Через две минуты Пейвон был мертв, а Майкл лежал на пахнущей асфальтом
мостовой в полном сознании, но чувствуя, что не в состоянии даже
пошевелить ногами.
Где-то вдалеке послышались голоса, и Майклу захотелось узнать, что же с
девушкой в шелковом платье. Он старался понять, как все это произошло:
бомбили ведь как будто другой берег реки, он даже не слышал свиста
падающей бомбы…
Потом он вспомнил, как из-за поворота на них с ревом устремилась
какая-то огромная тень… «А, автомобильная катастрофа», — подумал он и
улыбнулся, вспомнив, как друзья всегда предупреждали его: «Берегись
французских шоферов».
Ноги по-прежнему не двигались, и в свете зажженного кем-то карманного
фонарика лицо Пейвона казалось бледным-бледным, словно он вечно был
мертвецом. Потом послышался голос американца:
— Эй, посмотри-ка! Это американец, мертвый… Да это полковник!
Погляди!.. А похож на простого солдата…
Майкл попытался сказать им о своем друге полковнике Пейвоне, но язык не
слушался. Когда они подняли Майкла со всей осторожностью, какую только
позволяли темнота, неразбериха и женские вопли, он тут же потерял
сознание.
33
Лагерь, где готовилось пополнение, располагался на сырой равнине близ
Парижа. Солдаты размещались в палатках и старых немецких бараках, стены
которых все еще были ярко размалеваны изображениями рослых немецких
парней, улыбающихся пожилых мужчин, пьющих пиво из больших кружек, и
голоногих деревенских девушек, тяжеловесных, как першероны [першероны —
порода тяжелых упряжных лошадей; впервые выведена во Франции, в провинции
Перш]. В верхней части каждой картины неизменно красовался орел со
свастикой. Многие американцы увековечили свое пребывание в этом памятном
месте, оставив на расписанных стенах свои имена: повсюду пестрели надписи
«Сержант Джо Захари, Канзас-Сити, штат Миссури», «Мейер Гринберг, рядовой
первого класса, Бруклин, США»…
Тысячи людей, ожидающих отправки в дивизии для восполнения боевых
потерь, неторопливо месили ноябрьскую грязь.
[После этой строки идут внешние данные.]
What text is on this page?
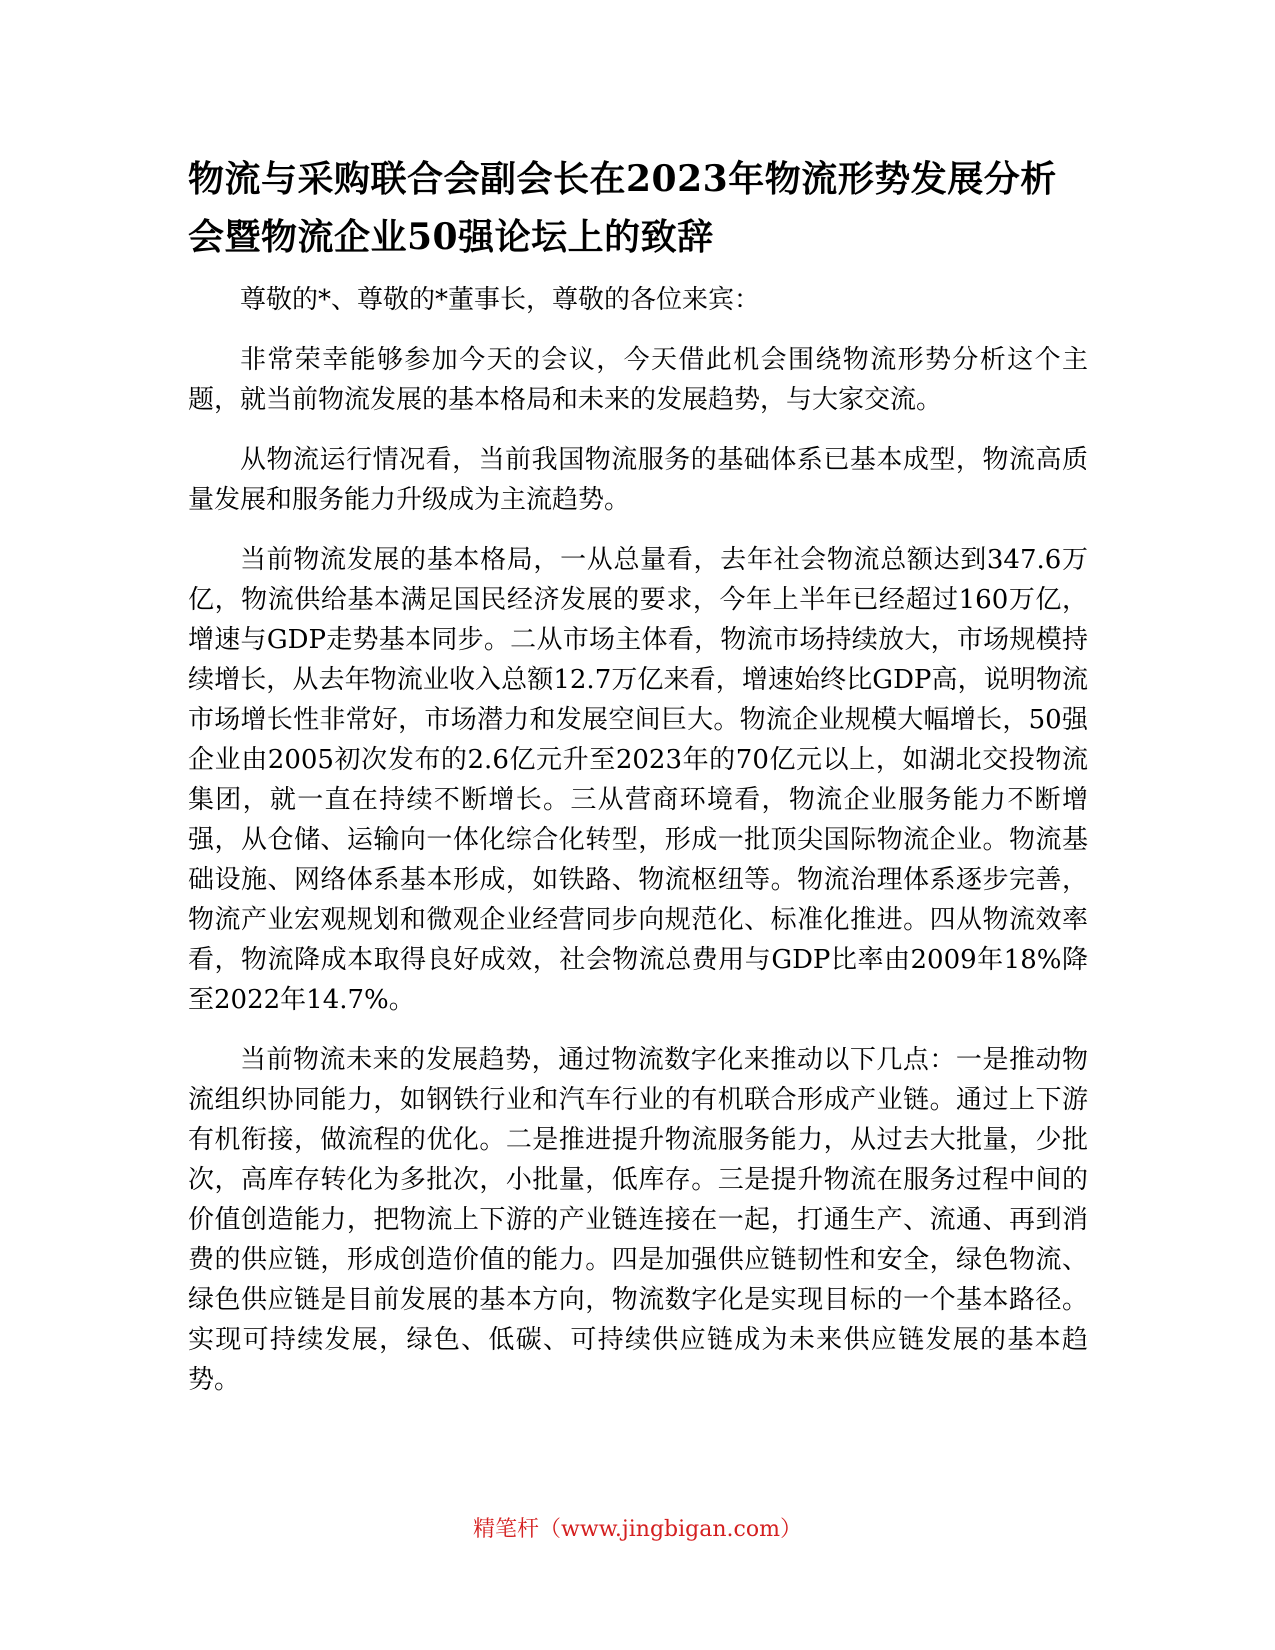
物流与采购联合会副会长在2023年物流形势发展分析会暨物流企业50强论坛上的致辞

尊敬的*、尊敬的*董事长，尊敬的各位来宾：

非常荣幸能够参加今天的会议，今天借此机会围绕物流形势分析这个主题，就当前物流发展的基本格局和未来的发展趋势，与大家交流。

从物流运行情况看，当前我国物流服务的基础体系已基本成型，物流高质量发展和服务能力升级成为主流趋势。

当前物流发展的基本格局，一从总量看，去年社会物流总额达到347.6万亿，物流供给基本满足国民经济发展的要求，今年上半年已经超过160万亿，增速与GDP走势基本同步。二从市场主体看，物流市场持续放大，市场规模持续增长，从去年物流业收入总额12.7万亿来看，增速始终比GDP高，说明物流市场增长性非常好，市场潜力和发展空间巨大。物流企业规模大幅增长，50强企业由2005初次发布的2.6亿元升至2023年的70亿元以上，如湖北交投物流集团，就一直在持续不断增长。三从营商环境看，物流企业服务能力不断增强，从仓储、运输向一体化综合化转型，形成一批顶尖国际物流企业。物流基础设施、网络体系基本形成，如铁路、物流枢纽等。物流治理体系逐步完善，物流产业宏观规划和微观企业经营同步向规范化、标准化推进。四从物流效率看，物流降成本取得良好成效，社会物流总费用与GDP比率由2009年18%降至2022年14.7%。

当前物流未来的发展趋势，通过物流数字化来推动以下几点：一是推动物流组织协同能力，如钢铁行业和汽车行业的有机联合形成产业链。通过上下游有机衔接，做流程的优化。二是推进提升物流服务能力，从过去大批量，少批次，高库存转化为多批次，小批量，低库存。三是提升物流在服务过程中间的价值创造能力，把物流上下游的产业链连接在一起，打通生产、流通、再到消费的供应链，形成创造价值的能力。四是加强供应链韧性和安全，绿色物流、绿色供应链是目前发展的基本方向，物流数字化是实现目标的一个基本路径。实现可持续发展，绿色、低碳、可持续供应链成为未来供应链发展的基本趋势。

精笔杆（www.jingbigan.com）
Сдержанные и молчаливые, они
резко отличались от шумливых, вечно жалующихся американских солдат, каких
обычно приходилось встречать Майклу. Он стоял у входа в свою палатку,
всматривался в уныло моросящий дождь и мысленно сравнивал этот лагерь, где
солдаты в мокрых дождевиках бесцельно и беспокойно двигались взад и вперед
по длинным, туманным линейкам, с чикагскими скотопригонными дворами, где
втиснутый в загоны скот с тревогой ожидает своей неизбежной участи, чуя
запах близкой бойни.
— Пехота! — горько жаловался молодой Спир, сидевший в палатке.